I've been complaining to get out of there the first week I started and the company wouldnt let me! If I'm not happy with the client or their family & at times feel almost scared to ask a question because she's gonna snap, shouldn't they move me around?

Also, when it comes to the childs meds, the mom changes things & move them around because she thinks she knows everything. I try explaining to her, I have to follow the MAR. If you want to give this & give that then you have to do it yourself.

Aahhh!! Sorry, but it feels so good to vent to fellow professionals. Maybe someone can give me some advice on how to handle her?

The next step? I will have to quit!

Specializes in pediatric.

Oops! Looks like I'm late at the gate with my comments. Please refer your replacement to this thread, lol ;)

Specializes in Geriatrics, Pediatrics, Vents, Trachs.

Hello, fellow nurses!! An update to this case: I have been off of it for about 5 weeks now and I am happier than I have been in a long time. But just 30 mins ago, the crazy mom text me and wanted there to be no hard feelings between us because her daughter was so attached to me and she wants me back on the case. Apparently, my agency told her that I didn't want to be on the case anymore, which of course is true, but they should have never told her that. That was just unprofessional. My plan was to get another nurse in there as a back up and then slowly let me off the case, not just pull me! But, whatever, that's done now. Now, the new nurse isn't working out and she wants me to come back!! LOL!! She was the most rude person I've ever met and there was so much more going on in the house that I didn't even bother to say because it's so unbelievable and I honestly don't think people would believe me. I have not responded to her and am contemplating just ignoring her or telling the agency that she has text me, yet again, cause she text me 3 weeks ago and asked me to call her...What do I do?!

Specializes in Complex pedi to LTC/SA & now a manager.

Block the number from your phone and walk away. Boundaries are being blurred if she is reaching out to you directly. You could advise the office. Delete her number & don't respond

Specializes in Peds(PICU, NICU float), PDN, ICU.

Ignore it.

I recently ran in to a parent while working on another case. I left the family because they were nuts. I told them the agency wanted me to help with some other cases so that I didn't make the family mad. The agency told them I didn't want to be there anymore. So the parent was doing construction work at another patients house (my luck, I'd run into them). I was outside only to take the trash out and heard my name. I couldn't have had worse timing. Then the parent asked me about why I didn't want to work for them. It was very awkward. I just told him to talk to the agency about requesting me and that I float a lot. Inn not saying a word to the agency. And hopefully I don't run in to that family again!

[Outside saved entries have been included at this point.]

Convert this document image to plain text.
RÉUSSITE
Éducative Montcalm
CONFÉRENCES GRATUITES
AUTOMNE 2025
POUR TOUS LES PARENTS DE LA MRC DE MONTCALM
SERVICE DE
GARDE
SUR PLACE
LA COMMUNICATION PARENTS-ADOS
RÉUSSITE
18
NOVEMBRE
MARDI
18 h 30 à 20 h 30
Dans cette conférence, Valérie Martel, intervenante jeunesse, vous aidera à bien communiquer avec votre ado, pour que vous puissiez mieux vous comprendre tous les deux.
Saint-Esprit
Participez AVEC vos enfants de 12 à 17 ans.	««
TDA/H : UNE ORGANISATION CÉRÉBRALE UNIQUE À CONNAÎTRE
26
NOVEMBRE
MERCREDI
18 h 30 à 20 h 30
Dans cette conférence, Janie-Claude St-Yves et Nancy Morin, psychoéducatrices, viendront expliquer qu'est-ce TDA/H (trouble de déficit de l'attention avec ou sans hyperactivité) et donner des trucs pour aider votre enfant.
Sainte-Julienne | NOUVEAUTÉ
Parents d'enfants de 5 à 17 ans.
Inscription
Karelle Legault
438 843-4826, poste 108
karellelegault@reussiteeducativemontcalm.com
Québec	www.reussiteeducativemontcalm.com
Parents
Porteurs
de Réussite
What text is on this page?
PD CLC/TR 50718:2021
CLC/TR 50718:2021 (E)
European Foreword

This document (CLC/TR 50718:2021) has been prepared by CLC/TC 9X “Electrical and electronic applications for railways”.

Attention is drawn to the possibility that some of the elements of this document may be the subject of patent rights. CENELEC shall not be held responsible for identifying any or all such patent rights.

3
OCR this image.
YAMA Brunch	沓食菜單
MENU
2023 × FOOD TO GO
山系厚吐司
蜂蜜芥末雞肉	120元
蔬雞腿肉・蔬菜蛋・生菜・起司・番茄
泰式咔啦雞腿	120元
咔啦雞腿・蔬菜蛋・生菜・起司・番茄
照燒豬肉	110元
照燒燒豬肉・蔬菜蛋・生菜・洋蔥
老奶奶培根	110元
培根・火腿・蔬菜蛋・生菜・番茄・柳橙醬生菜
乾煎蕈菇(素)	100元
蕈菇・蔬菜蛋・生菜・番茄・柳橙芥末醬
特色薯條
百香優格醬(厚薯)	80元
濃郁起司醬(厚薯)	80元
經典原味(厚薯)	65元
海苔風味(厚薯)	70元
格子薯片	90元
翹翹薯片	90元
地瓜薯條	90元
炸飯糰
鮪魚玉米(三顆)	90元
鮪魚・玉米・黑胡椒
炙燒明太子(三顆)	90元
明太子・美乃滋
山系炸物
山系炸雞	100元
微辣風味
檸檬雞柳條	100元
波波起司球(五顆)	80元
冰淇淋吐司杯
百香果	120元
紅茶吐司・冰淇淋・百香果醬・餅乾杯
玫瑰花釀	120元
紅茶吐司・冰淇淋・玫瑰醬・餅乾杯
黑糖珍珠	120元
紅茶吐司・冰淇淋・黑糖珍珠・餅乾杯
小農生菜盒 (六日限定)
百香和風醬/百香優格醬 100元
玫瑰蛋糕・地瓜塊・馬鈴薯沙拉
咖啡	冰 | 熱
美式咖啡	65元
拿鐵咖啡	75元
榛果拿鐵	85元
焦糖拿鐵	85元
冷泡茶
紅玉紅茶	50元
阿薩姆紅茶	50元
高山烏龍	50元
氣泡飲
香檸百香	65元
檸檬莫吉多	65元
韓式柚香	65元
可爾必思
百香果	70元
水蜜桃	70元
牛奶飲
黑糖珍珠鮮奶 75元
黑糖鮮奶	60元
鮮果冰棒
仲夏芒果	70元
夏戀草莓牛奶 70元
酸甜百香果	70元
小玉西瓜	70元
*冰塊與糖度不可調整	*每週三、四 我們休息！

Specializes in Geriatrics, Pediatrics, Vents, Trachs.
Ignore it.

I recently ran in to a parent while working on another case. I left the family because they were nuts. I told them the agency wanted me to help with some other cases so that I didn't make the family mad. The agency told them I didn't want to be there anymore. So the parent was doing construction work at another patients house (my luck, I'd run into them). I was outside only to take the trash out and heard my name. I couldn't have had worse timing. Then the parent asked me about why I didn't want to work for them. It was very awkward. I just told him to talk to the agency about requesting me and that I float a lot. Inn not saying a word to the agency. And hopefully I don't run in to that family again!

Yeah, I'm thinking I have to agree with you on this one. Especially because in the text she said she "heard" that I didn't want to work with them anymore. That leads me to believe that someone from the agency told her that and they shouldn't have. They should've told her anything but that, because it puts me in a difficult position. So, I think I'll just ignore it. I've already deleted her number, next I'm going to block it and document it...

Specializes in pediatrics; PICU; NICU.

What I really don't understand is why nurses give families their personal phone numbers. All communication should be done through the agency.

Specializes in retired LTC.

Avoid her!!!! You have no obligation to talk to her anymore and whatever the agency told her is water under the bridge (and they notoriously will weave the story to protect their own image).

If she continues to call you, it could be considered stalking and/or harassment. That Mom has a problem and you are not her bud.

Keep your distance - don't try to be a nice guy trying to explain. It won't work. Cut off all contact from your end.

Document everything fully, to include your communications with the agency concerning this. I had a problem with stalker ex-family member(s) and kept telling my agency about it. They refused to help me in any way and blamed me for everything I complained about. You might expect that the agency will try to make you the bad guy in this scenario. Next time around keep in mind that the client should not be given your phone number. Now you know one of the reasons why.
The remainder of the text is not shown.